Another failed challenge to the good character citizenship requirement
R (Al-Enein) v Secretary of State for the Home Department  EWCA Civ 2024 is another valiant but failed attempt to challenge the Home Office’s good character policy in relation to applications for British citizenship.
The issue in this case was whether the policy of looking back at a person’s immigration status in the decade prior to the application was lawful. Mr Al-Enein had been in the UK without valid leave between 20 November 2007 and 27 January 2010, when he was removed to Lebanon. He returned to the UK lawfully in 2012 as the fiancé of a British citizen and subsequently progressed to indefinite leave to remain. He applied for naturalisation in June 2015, but was refused for failing to meet the good character requirement due to non-compliance with UK immigration laws in the decade prior to application.
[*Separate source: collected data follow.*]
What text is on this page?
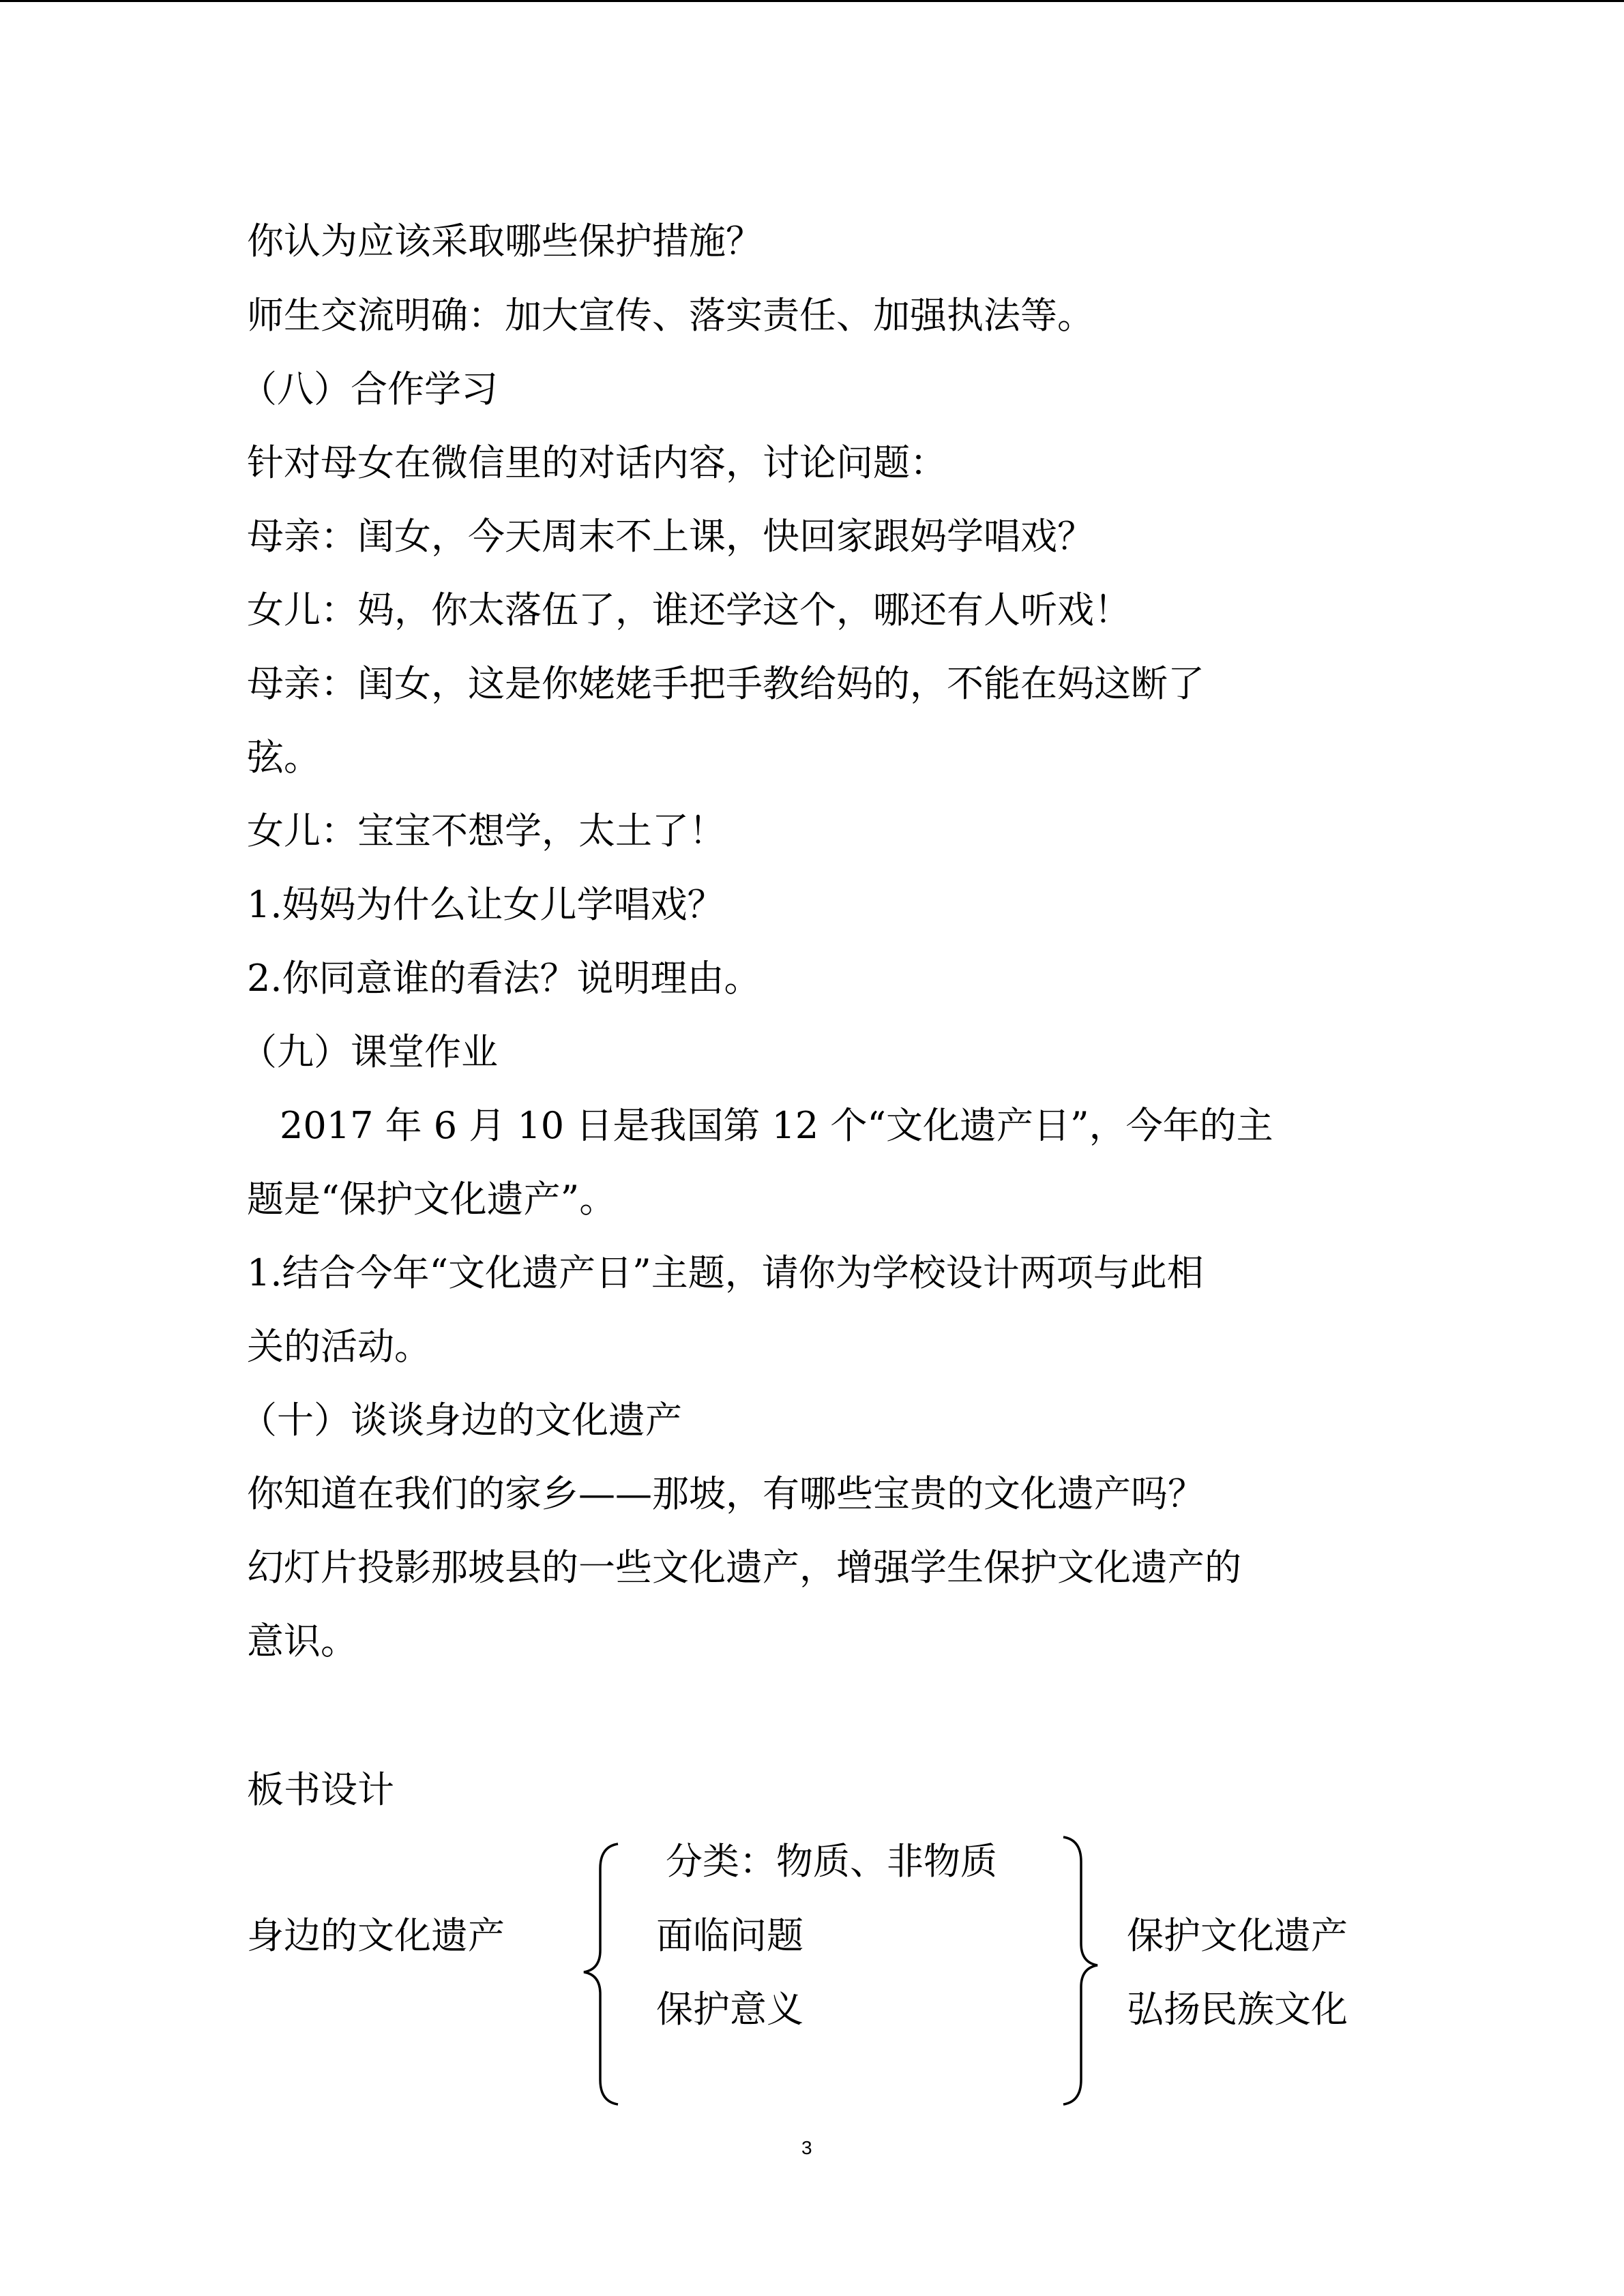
你认为应该采取哪些保护措施？
师生交流明确：加大宣传、落实责任、加强执法等。
（八）合作学习
针对母女在微信里的对话内容，讨论问题：
母亲：闺女，今天周末不上课，快回家跟妈学唱戏？
女儿：妈，你太落伍了，谁还学这个，哪还有人听戏！
母亲：闺女，这是你姥姥手把手教给妈的，不能在妈这断了
弦。
女儿：宝宝不想学，太土了！
1.妈妈为什么让女儿学唱戏？
2.你同意谁的看法？说明理由。
（九）课堂作业
2017 年 6 月 10 日是我国第 12 个“文化遗产日”，今年的主
题是“保护文化遗产”。
1.结合今年“文化遗产日”主题，请你为学校设计两项与此相
关的活动。
（十）谈谈身边的文化遗产
你知道在我们的家乡——那坡，有哪些宝贵的文化遗产吗？
幻灯片投影那坡县的一些文化遗产，增强学生保护文化遗产的
意识。
板书设计
身边的文化遗产
分类：物质、非物质
面临问题
保护意义
保护文化遗产
弘扬民族文化
3
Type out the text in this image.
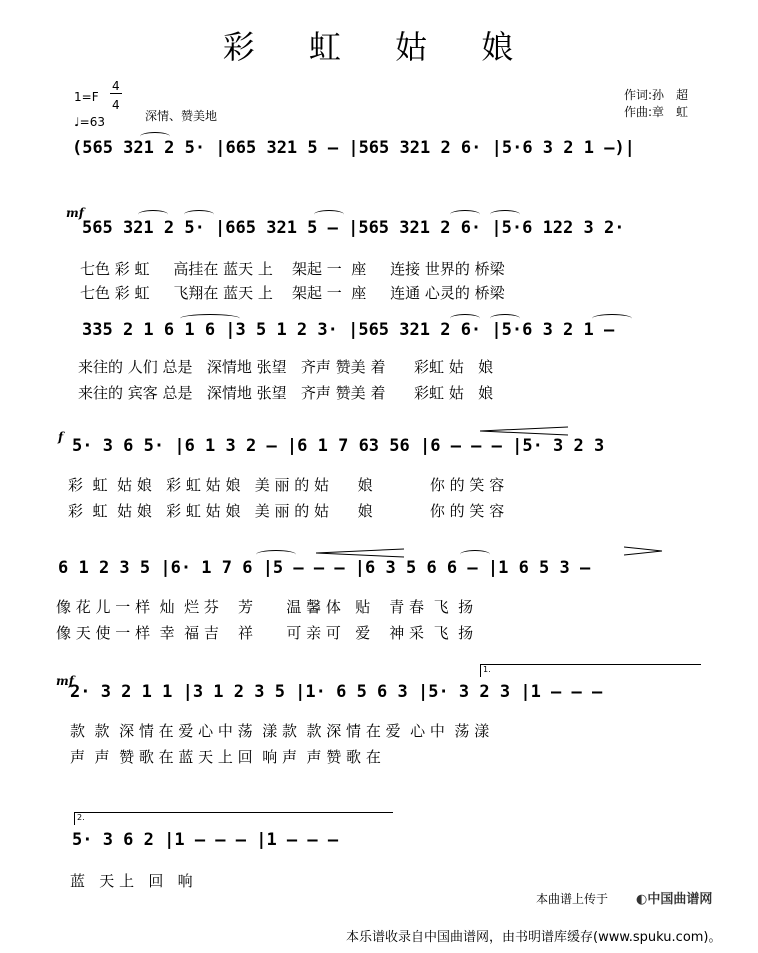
彩 虹 姑 娘
1=F
4
4
♩=63	深情、赞美地
作词:孙　超
作曲:章　虹
(565 321 2 5· |665 321 5 – |565 321 2 6· |5·6 3 2 1 –)|
mf
565 321 2 5· |665 321 5 – |565 321 2 6· |5·6 122 3 2·
七色 彩 虹     高挂在 蓝天 上    架起 一  座     连接 世界的 桥梁
七色 彩 虹     飞翔在 蓝天 上    架起 一  座     连通 心灵的 桥梁
335 2 1 6 1 6 |3 5 1 2 3· |565 321 2 6· |5·6 3 2 1 –
来往的 人们 总是   深情地 张望   齐声 赞美 着      彩虹 姑   娘
来往的 宾客 总是   深情地 张望   齐声 赞美 着      彩虹 姑   娘
f 5· 3 6 5· |6 1 3 2 – |6 1 7 63 56 |6 – – – |5· 3 2 3
彩  虹  姑 娘   彩 虹 姑 娘   美 丽 的 姑      娘            你 的 笑 容
彩  虹  姑 娘   彩 虹 姑 娘   美 丽 的 姑      娘            你 的 笑 容
6 1 2 3 5 |6· 1 7 6 |5 – – – |6 3 5 6 6 – |1 6 5 3 –
像 花 儿 一 样  灿  烂 芬    芳       温 馨 体   贴    青 春  飞  扬
像 天 使 一 样  幸  福 吉    祥       可 亲 可   爱    神 采  飞  扬
mf
1.
2· 3 2 1 1 |3 1 2 3 5 |1· 6 5 6 3 |5· 3 2 3 |1 – – –
款  款  深 情 在 爱 心 中 荡  漾 款  款 深 情 在 爱  心 中  荡 漾
声  声  赞 歌 在 蓝 天 上 回  响 声  声 赞 歌 在
2.
5· 3 6 2 |1 – – – |1 – – –
蓝   天 上   回   响
本曲谱上传于 ◐中国曲谱网
本乐谱收录自中国曲谱网，由书明谱库缓存(www.spuku.com)。
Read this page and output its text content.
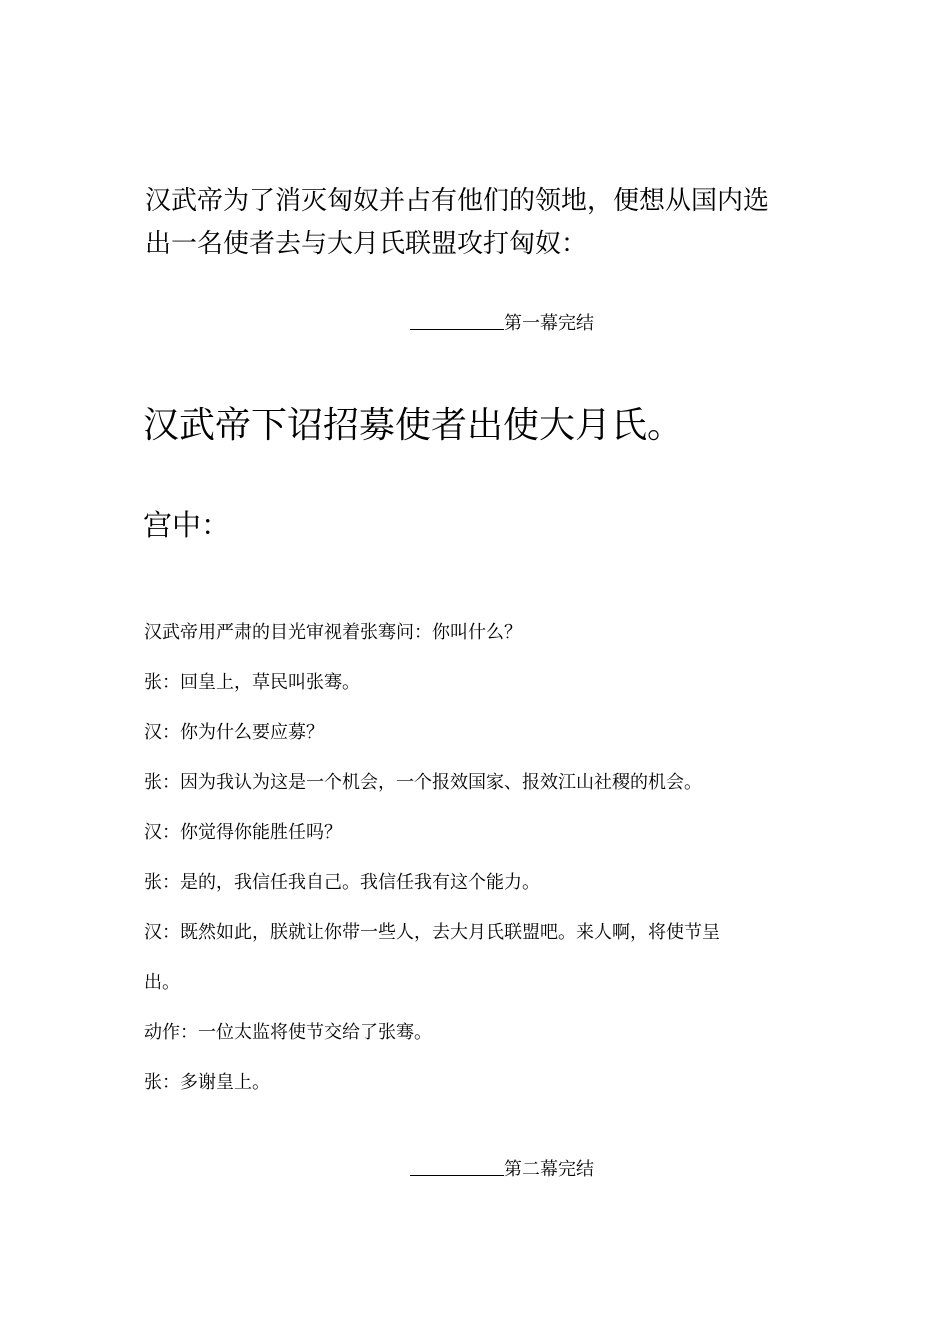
汉武帝为了消灭匈奴并占有他们的领地，便想从国内选
出一名使者去与大月氏联盟攻打匈奴：

第一幕完结
汉武帝下诏招募使者出使大月氏。
宫中：
汉武帝用严肃的目光审视着张骞问：你叫什么？
张：回皇上，草民叫张骞。
汉：你为什么要应募？
张：因为我认为这是一个机会，一个报效国家、报效江山社稷的机会。
汉：你觉得你能胜任吗？
张：是的，我信任我自己。我信任我有这个能力。
汉：既然如此，朕就让你带一些人，去大月氏联盟吧。来人啊，将使节呈
出。
动作：一位太监将使节交给了张骞。
张：多谢皇上。
第二幕完结
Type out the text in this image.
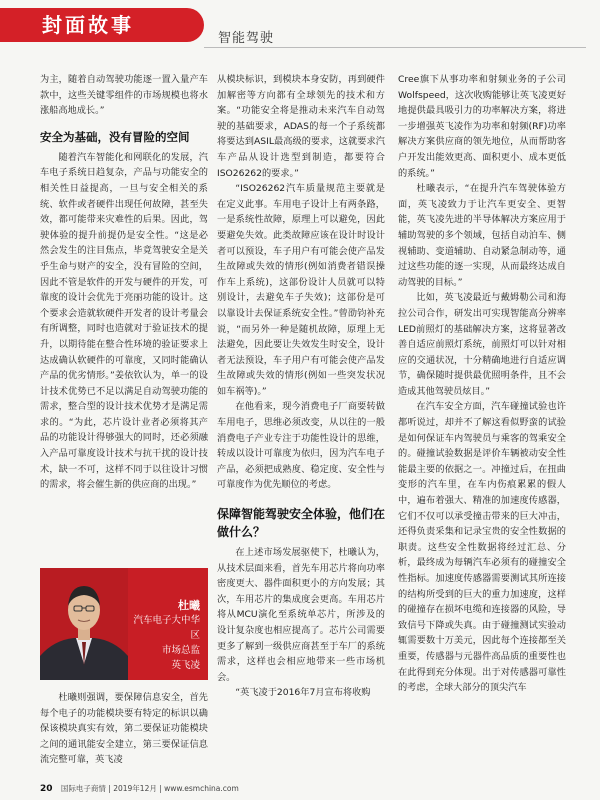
封面故事
智能驾驶

为主，随着自动驾驶功能逐一置入量产车款中，这些关键零组件的市场规模也将水涨船高地成长。”

安全为基础，没有冒险的空间

随着汽车智能化和网联化的发展，汽车电子系统日趋复杂，产品与功能安全的相关性日益提高，一旦与安全相关的系统、软件或者硬件出现任何故障，甚至失效，都可能带来灾难性的后果。因此，驾驶体验的提升前提仍是安全性。“这是必然会发生的注目焦点，毕竟驾驶安全是关乎生命与财产的安全，没有冒险的空间，因此不管是软件的开发与硬件的开发，可靠度的设计会优先于亮丽功能的设计。这个要求会造就软硬件开发者的设计考量会有所调整，同时也造就对于验证技术的提升，以期待能在整合性环境的验证要求上达成确认软硬件的可靠度，又同时能确认产品的优劣情形。”姜依钦认为，单一的设计技术优势已不足以满足自动驾驶功能的需求，整合型的设计技术优势才是满足需求的。“为此，芯片设计业者必须将其产品的功能设计得够强大的同时，还必须融入产品可靠度设计技术与抗干扰的设计技术，缺一不可，这样不同于以往设计习惯的需求，将会催生新的供应商的出现。”

杜曦
汽车电子大中华区
市场总监
英飞凌

杜曦则强调，要保障信息安全，首先每个电子的功能模块要有特定的标识以确保该模块真实有效，第二要保证功能模块之间的通讯能安全建立，第三要保证信息流完整可靠，英飞凌

从模块标识，到模块本身安防，再到硬件加解密等方向都有全球领先的技术和方案。“功能安全将是推动未来汽车自动驾驶的基础要求，ADAS的每一个子系统都将要达到ASIL最高级的要求，这就要求汽车产品从设计选型到制造，都要符合ISO26262的要求。”

“ISO26262汽车质量规范主要就是在定义此事。车用电子设计上有两条路，一是系统性故障，原理上可以避免，因此要避免失效。此类故障应该在设计时设计者可以预设，车子用户有可能会使产品发生故障或失效的情形(例如消费者错误操作车上系统)，这部份设计人员就可以特别设计，去避免车子失效)；这部份是可以靠设计去保证系统安全性。”曾劭钧补充说，“而另外一种是随机故障，原理上无法避免，因此要让失效发生时安全，设计者无法预设，车子用户有可能会使产品发生故障或失效的情形(例如一些突发状况如车祸等)。”

在他看来，现今消费电子厂商要转做车用电子，思维必须改变，从以往的一般消费电子产业专注于功能性设计的思维，转成以设计可靠度为依归，因为汽车电子产品，必须把成熟度、稳定度、安全性与可靠度作为优先顺位的考虑。

保障智能驾驶安全体验，他们在做什么？

在上述市场发展驱使下，杜曦认为，从技术层面来看，首先车用芯片将向功率密度更大、器件面积更小的方向发展；其次，车用芯片的集成度会更高。车用芯片将从MCU演化至系统单芯片，所涉及的设计复杂度也相应提高了。芯片公司需要更多了解到一级供应商甚至于车厂的系统需求，这样也会相应地带来一些市场机会。

“英飞凌于2016年7月宣布将收购

Cree旗下从事功率和射频业务的子公司Wolfspeed，这次收购能够让英飞凌更好地提供最具吸引力的功率解决方案，将进一步增强英飞凌作为功率和射频(RF)功率解决方案供应商的领先地位，从而帮助客户开发出能效更高、面积更小、成本更低的系统。”

杜曦表示，“在提升汽车驾驶体验方面，英飞凌致力于让汽车更安全、更智能，英飞凌先进的半导体解决方案应用于辅助驾驶的多个领域，包括自动泊车、侧视辅助、变道辅助、自动紧急制动等，通过这些功能的逐一实现，从而最终达成自动驾驶的目标。”

比如，英飞凌最近与戴姆勒公司和海拉公司合作，研发出可实现智能高分辨率LED前照灯的基础解决方案，这将显著改善自适应前照灯系统，前照灯可以针对相应的交通状况，十分精确地进行自适应调节，确保随时提供最优照明条件，且不会造成其他驾驶员炫目。”

在汽车安全方面，汽车碰撞试验也许都听说过，却并不了解这看似野蛮的试验是如何保证车内驾驶员与乘客的驾乘安全的。碰撞试验数据是评价车辆被动安全性能最主要的依据之一。冲撞过后，在扭曲变形的汽车里，在车内伤痕累累的假人中，遍布着强大、精准的加速度传感器，它们不仅可以承受撞击带来的巨大冲击，还得负责采集和记录宝贵的安全性数据的职责。这些安全性数据将经过汇总、分析，最终成为每辆汽车必须有的碰撞安全性指标。加速度传感器需要测试其所连接的结构所受到的巨大的重力加速度，这样的碰撞存在损坏电缆和连接器的风险，导致信号下降或失真。由于碰撞测试实验动辄需要数十万美元，因此每个连接都至关重要，传感器与元器件高品质的重要性也在此得到充分体现。出于对传感器可靠性的考虑，全球大部分的顶尖汽车

20 国际电子商情 | 2019年12月 | www.esmchina.com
The particular challenge attempted here was to argue that the British Nationality Act 1981 already sets out a specific time period over which an applicant for naturalisation must have been resident in the UK and not in breach of the immigration laws. That period is three years for spouses/civil partners of British citizens, or five years for everyone else. This is what Parliament decided in enacting the legislation. But then the Secretary of State, using his or her (I lose track) statutory discretion to determine whether or not a person is of good character, is actually expanding that time period by a further seven or five years depending on the category. Doing so, it was argued, is ultra vires.